Victor mengeluarkan sebilah pisau dari kantong jaketnya, bersiap untuk menyerang Jean. Ia tidak tahu, kalau sebenarnya Jean juga sudah bersiap untuk menyerang Victor. Lelaki itu hanya tersenyum sinis.


“Kenapa lo harus lakuin semua ini?” Tanya Jean.


“Bukannya gue udah bilang, gue ga mau mati.”


Victor memulai serangannya, ia menyerang kaki Jean terlebih dahulu agar Jean terlumpuhkan. Jean yang tidak pandai dalam olahraga sangat kesulitan menghindari serangan dari Victor yang merupakan anggota klub atletik. Gerakannya yang gesit menyerbu Jean hingga lelaki itu kelelahan.


“Lengah!”


Victor memanfaatkan kesempatan itu untuk menusuk kaki Jean.

__ADS_1


“AKH!!”


Rasa sakit itu menjalar dari kaki Jean hingga ke seluruh badannya. Lelaki itu mencoba untuk bangun kembali, namun usahanya gagal. Victor kembali mendekatinya, lalu hendak mengguratkan pisaunya di tangan Jean. Dengan tangkas, Jean menahan laju pisau itu dengan tangannya.


“Asal lo tau, Vic..”


“SEMUA DUKUNGAN YANG MEREKA BERI KE GUE, SEMUA ITU GAAKAN GUE SIA-SIAIN!”


Kemarahannya seakan menjadi bensin yang menguatkannya. Jean berhasil bangkit, dan berusaha mendaratkan serangan pada Victor. Namun karena amarah Jean terlalu berapi-api, ia bergerak secara acak dan tidak beraturan.


“Je gue tau lo marah banget sama gue.”


“Tapi, orang yang tenang-lah yang akan memenangkan semua pertandingan.”
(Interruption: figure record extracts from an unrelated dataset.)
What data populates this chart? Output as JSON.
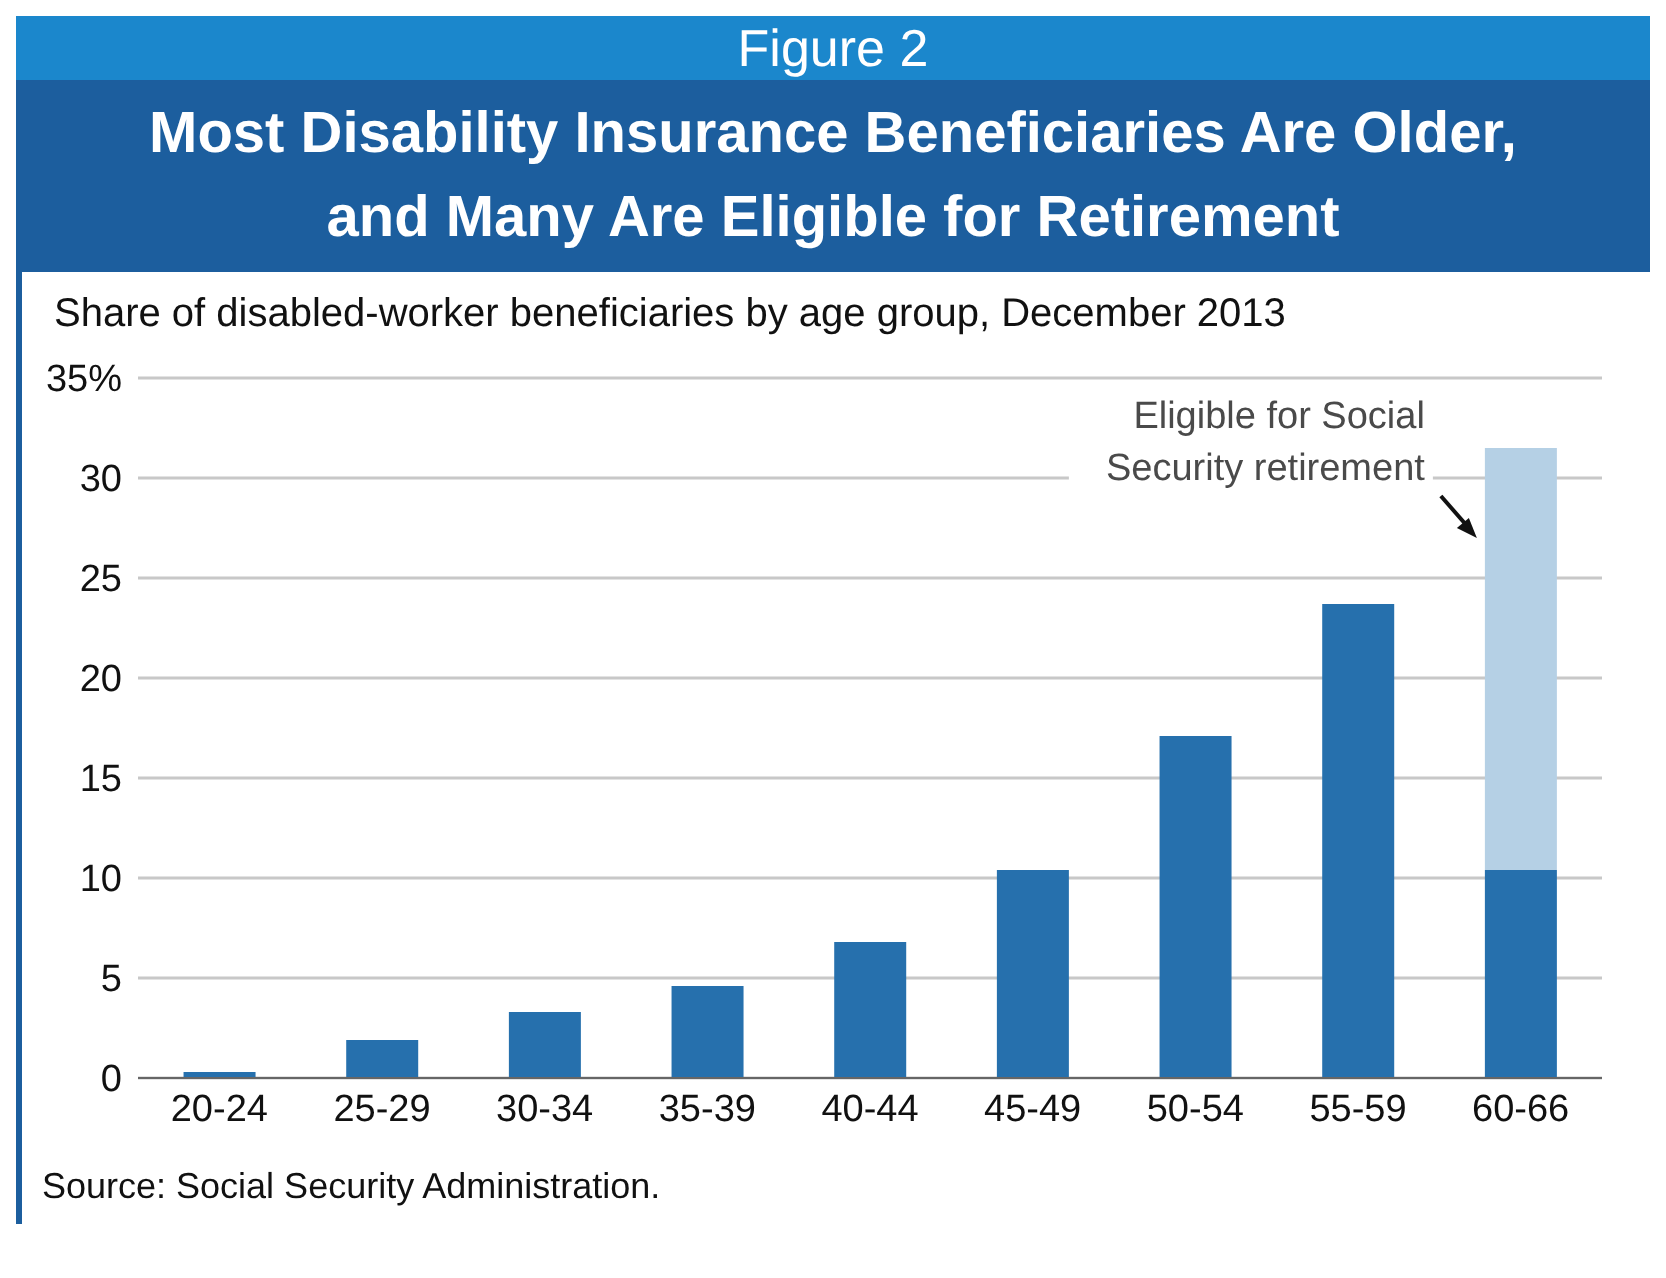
{
  "chart_data": {
    "type": "bar",
    "title": "Figure 2",
    "subtitle": "Most Disability Insurance Beneficiaries Are Older, and Many Are Eligible for Retirement",
    "ylabel": "Share of disabled-worker beneficiaries by age group, December 2013",
    "categories": [
      "20-24",
      "25-29",
      "30-34",
      "35-39",
      "40-44",
      "45-49",
      "50-54",
      "55-59",
      "60-66"
    ],
    "series": [
      {
        "color": "#2670ad",
        "values": [
          0.3,
          1.9,
          3.3,
          4.6,
          6.8,
          10.4,
          17.1,
          23.7,
          10.4
        ]
      },
      {
        "color": "#b5d0e5",
        "values": [
          null,
          null,
          null,
          null,
          null,
          null,
          null,
          null,
          21.1
        ]
      }
    ],
    "stacked": true,
    "ylim": [
      0,
      35
    ],
    "yticks": [
      0,
      5,
      10,
      15,
      20,
      25,
      30,
      {
        "value": 35,
        "label": "35%"
      }
    ],
    "grid": "y",
    "annotations": [
      "Eligible for Social Security retirement",
      "Source: Social Security Administration."
    ]
  }
}
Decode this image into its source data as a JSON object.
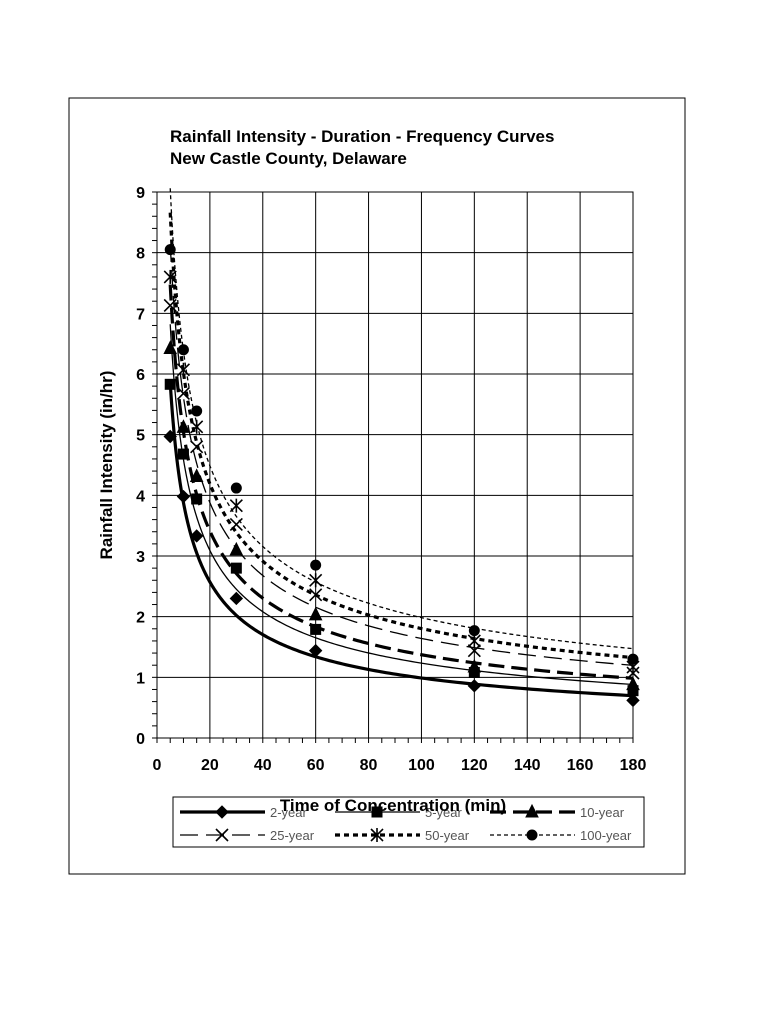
{
  "chart_data": {
    "type": "line",
    "title": "Rainfall Intensity - Duration - Frequency Curves",
    "subtitle": "New Castle County, Delaware",
    "xlabel": "Time of Concentration (min)",
    "ylabel": "Rainfall Intensity (in/hr)",
    "xlim": [
      0,
      180
    ],
    "ylim": [
      0,
      9
    ],
    "x_ticks": [
      "0",
      "20",
      "40",
      "60",
      "80",
      "100",
      "120",
      "140",
      "160",
      "180"
    ],
    "y_ticks": [
      "0",
      "1",
      "2",
      "3",
      "4",
      "5",
      "6",
      "7",
      "8",
      "9"
    ],
    "grid": true,
    "legend_position": "bottom",
    "x": [
      5,
      10,
      15,
      30,
      60,
      120,
      180
    ],
    "series": [
      {
        "name": "2-year",
        "marker": "diamond",
        "dash": "solid",
        "width": 3.2,
        "values": [
          4.97,
          3.98,
          3.33,
          2.3,
          1.44,
          0.86,
          0.62
        ]
      },
      {
        "name": "5-year",
        "marker": "square",
        "dash": "solid",
        "width": 1.3,
        "values": [
          5.83,
          4.68,
          3.94,
          2.8,
          1.79,
          1.08,
          0.78
        ]
      },
      {
        "name": "10-year",
        "marker": "triangle",
        "dash": "long-dash",
        "width": 3.2,
        "values": [
          6.42,
          5.12,
          4.31,
          3.1,
          2.03,
          1.17,
          0.88
        ]
      },
      {
        "name": "25-year",
        "marker": "x",
        "dash": "dash",
        "width": 1.3,
        "values": [
          7.13,
          5.68,
          4.8,
          3.52,
          2.36,
          1.44,
          1.07
        ]
      },
      {
        "name": "50-year",
        "marker": "star",
        "dash": "short-dash",
        "width": 3.2,
        "values": [
          7.6,
          6.07,
          5.13,
          3.83,
          2.6,
          1.6,
          1.17
        ]
      },
      {
        "name": "100-year",
        "marker": "circle",
        "dash": "dot",
        "width": 1.3,
        "values": [
          8.05,
          6.4,
          5.39,
          4.12,
          2.85,
          1.77,
          1.3
        ]
      }
    ]
  }
}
Tanpa sadar Victor sudah berhasil menghunuskan pisaunya tepat di dada kiri Jean. Kesadarannya mulai hilang, Jean mulai merasakan napas-napas terakhirnya. Samar-samar, ia melihat wajah Victor untuk yang terakhir kalinya.


“Teman-teman, maafin gue.”


●●●


“Victor Jaeger, selamat karena sudah memenangkan Permainan Rajapati ronde ini. Dengan ini, Anda telah memegang tahta raja selama dua kali berturut-turut. Selamat atas kemenangan Anda, King Victor.”


Grisha dan Elisha memasangkan sebuah mahkota diatas kepala Victor.


“Sekarang, Anda memiliki dua pilihan. Pilihlah salah satu dari yang kami sebutkan.” Lanjut Grisha.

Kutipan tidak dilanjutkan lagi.